Switching gears for a moment, there’s something I really want but doesn’t seem to exist: An evaluation function which doesn’t say what the best move for a godlike computer program is, but one which says what’s the best practical move for me, a human being, to make in this situation. Thankfully that can be generated straightforwardly if you have the right data set. Specifically, you need a huge corpus of games played by humans and the ratings of the players involved. You then train an AI with input of the ratings of the players and the current position and it returns probability of win/loss/draw. This is something people would pay real money for access to and can be generated from an otherwise fairly worthless corpus of human games. You could even get fancy and customize it a bit to a particular player’s style if you have enough games from them, but that’s a bit tricky because each human generates very few games and you’d have to somehow relate them to other players by style to get any real signal.

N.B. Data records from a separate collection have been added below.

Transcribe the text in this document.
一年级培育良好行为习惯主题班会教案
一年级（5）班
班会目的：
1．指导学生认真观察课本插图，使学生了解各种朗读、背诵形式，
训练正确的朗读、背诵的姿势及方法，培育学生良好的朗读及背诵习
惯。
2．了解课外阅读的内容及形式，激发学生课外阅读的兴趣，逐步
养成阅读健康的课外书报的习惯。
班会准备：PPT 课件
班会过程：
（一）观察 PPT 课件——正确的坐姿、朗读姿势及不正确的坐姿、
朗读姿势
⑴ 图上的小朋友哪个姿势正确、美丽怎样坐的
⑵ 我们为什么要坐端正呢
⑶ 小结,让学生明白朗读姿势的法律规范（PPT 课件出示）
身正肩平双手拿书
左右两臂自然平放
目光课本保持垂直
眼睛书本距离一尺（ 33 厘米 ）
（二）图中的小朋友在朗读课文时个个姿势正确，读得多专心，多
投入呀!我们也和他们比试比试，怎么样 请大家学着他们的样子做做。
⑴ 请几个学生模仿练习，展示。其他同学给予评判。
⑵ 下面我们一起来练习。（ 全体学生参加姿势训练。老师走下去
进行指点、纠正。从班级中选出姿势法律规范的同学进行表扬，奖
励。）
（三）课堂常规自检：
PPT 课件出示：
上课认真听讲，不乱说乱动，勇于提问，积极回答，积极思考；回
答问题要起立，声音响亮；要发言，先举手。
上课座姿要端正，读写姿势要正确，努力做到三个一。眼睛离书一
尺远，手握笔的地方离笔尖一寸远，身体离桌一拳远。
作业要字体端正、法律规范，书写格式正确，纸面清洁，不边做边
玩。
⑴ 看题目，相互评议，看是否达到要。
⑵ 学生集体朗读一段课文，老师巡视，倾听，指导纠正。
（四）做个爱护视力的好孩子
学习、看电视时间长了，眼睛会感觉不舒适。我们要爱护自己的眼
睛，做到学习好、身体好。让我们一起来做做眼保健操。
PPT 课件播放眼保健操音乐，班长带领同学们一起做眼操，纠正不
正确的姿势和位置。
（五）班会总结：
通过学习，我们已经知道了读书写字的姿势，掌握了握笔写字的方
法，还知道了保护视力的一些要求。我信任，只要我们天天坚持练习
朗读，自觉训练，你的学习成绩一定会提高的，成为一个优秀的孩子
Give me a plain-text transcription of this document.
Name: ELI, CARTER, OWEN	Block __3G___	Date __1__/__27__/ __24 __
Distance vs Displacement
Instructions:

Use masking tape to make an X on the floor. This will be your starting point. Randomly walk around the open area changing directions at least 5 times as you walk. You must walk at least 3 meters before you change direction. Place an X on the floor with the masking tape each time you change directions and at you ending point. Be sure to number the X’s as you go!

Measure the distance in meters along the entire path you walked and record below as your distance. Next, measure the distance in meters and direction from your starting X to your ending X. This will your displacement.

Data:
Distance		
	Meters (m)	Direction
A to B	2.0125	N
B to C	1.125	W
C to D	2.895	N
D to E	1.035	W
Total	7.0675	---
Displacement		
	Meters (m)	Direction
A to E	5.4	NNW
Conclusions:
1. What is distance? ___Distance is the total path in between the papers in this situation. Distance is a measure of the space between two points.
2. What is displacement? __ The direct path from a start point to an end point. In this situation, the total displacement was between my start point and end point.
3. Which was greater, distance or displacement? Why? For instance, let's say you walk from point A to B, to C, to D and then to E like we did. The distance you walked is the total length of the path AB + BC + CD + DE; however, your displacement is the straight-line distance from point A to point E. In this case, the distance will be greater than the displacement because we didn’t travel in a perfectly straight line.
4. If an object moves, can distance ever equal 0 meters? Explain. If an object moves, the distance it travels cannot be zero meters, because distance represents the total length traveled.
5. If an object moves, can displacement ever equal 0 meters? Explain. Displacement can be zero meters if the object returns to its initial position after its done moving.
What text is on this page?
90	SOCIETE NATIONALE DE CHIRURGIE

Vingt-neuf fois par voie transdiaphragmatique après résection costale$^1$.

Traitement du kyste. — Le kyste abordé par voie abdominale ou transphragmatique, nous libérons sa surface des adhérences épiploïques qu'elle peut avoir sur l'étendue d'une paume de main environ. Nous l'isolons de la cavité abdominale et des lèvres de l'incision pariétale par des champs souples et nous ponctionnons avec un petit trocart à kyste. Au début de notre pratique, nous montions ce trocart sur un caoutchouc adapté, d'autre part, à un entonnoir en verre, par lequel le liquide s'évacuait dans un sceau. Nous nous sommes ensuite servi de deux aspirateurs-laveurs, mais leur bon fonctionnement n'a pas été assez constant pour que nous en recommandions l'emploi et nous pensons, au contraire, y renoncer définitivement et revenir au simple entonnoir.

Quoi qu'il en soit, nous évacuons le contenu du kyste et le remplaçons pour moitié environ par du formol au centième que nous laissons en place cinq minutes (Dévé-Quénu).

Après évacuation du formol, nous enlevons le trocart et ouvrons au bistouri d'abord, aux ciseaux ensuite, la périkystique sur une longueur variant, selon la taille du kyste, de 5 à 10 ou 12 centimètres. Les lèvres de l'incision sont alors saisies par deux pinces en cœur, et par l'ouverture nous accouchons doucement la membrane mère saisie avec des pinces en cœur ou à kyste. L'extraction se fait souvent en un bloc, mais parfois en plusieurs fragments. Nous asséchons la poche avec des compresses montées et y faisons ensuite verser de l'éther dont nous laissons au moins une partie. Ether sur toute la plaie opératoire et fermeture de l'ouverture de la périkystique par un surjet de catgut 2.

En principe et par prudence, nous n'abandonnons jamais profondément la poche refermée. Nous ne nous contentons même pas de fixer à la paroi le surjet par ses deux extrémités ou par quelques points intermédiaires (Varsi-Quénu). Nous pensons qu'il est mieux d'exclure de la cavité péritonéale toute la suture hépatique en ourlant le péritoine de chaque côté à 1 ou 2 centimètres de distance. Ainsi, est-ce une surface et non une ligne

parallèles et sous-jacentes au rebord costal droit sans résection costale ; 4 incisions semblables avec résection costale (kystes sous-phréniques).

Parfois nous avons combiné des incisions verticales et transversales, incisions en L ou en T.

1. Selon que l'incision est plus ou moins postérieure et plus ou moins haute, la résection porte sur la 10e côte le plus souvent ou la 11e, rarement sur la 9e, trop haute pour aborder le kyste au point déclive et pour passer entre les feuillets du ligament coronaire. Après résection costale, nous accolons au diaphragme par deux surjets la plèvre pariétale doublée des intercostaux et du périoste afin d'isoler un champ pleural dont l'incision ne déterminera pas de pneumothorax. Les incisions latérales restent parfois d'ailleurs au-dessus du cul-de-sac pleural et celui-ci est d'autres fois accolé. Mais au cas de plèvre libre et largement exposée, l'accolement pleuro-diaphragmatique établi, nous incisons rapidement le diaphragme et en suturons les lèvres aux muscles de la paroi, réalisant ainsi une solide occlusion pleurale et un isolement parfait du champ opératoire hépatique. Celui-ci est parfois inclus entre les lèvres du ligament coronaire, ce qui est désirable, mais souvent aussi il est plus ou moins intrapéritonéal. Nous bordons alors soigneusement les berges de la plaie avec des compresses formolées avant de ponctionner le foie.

Back to making not a human player but a godlike player. Let’s say you’re making something like Leela, with lots of volunteer computers running tasks to improve it. As is often the case with these sorts of things the bottleneck seems to be bandwidth. To improve a model you need to send a copy of it to all the workers, have them locally generate suggested improvements to all the weights, then send those back. That requires a complete upload and download of the model from each worker. Bandwidth costs can be reduced either by making generations take longer or by making the model smaller. My guess is that biasing more towards making the model smaller is likely to get better results due to the dramatically improved training and lower computational overhead and hence deeper searches when using it in practice.
To make suggestions on how to improve a model a worker does as follows: First, they download the last model. Then they generate a self-play game with it. After each move of the game they take the evaluation which the deeper look-ahead gave and train the no look-ahead eval against that to update their suggestions for weight updates. Once it’s time for the next generation they upload all their suggested updates to the central server which sums all the weight updates suggestions (possibly weighting them by the amount of games which went into them) and uses that for the next generation model.
This approach shows how chess is in some sense an ‘easy’ problem for AI because you don’t need training data for it. You can generate all the training data you want out of thin air on an as needed basis.
Obviously there are security issues here if any of the workers are adversarial but I’m not sure what the best way to deal with those is.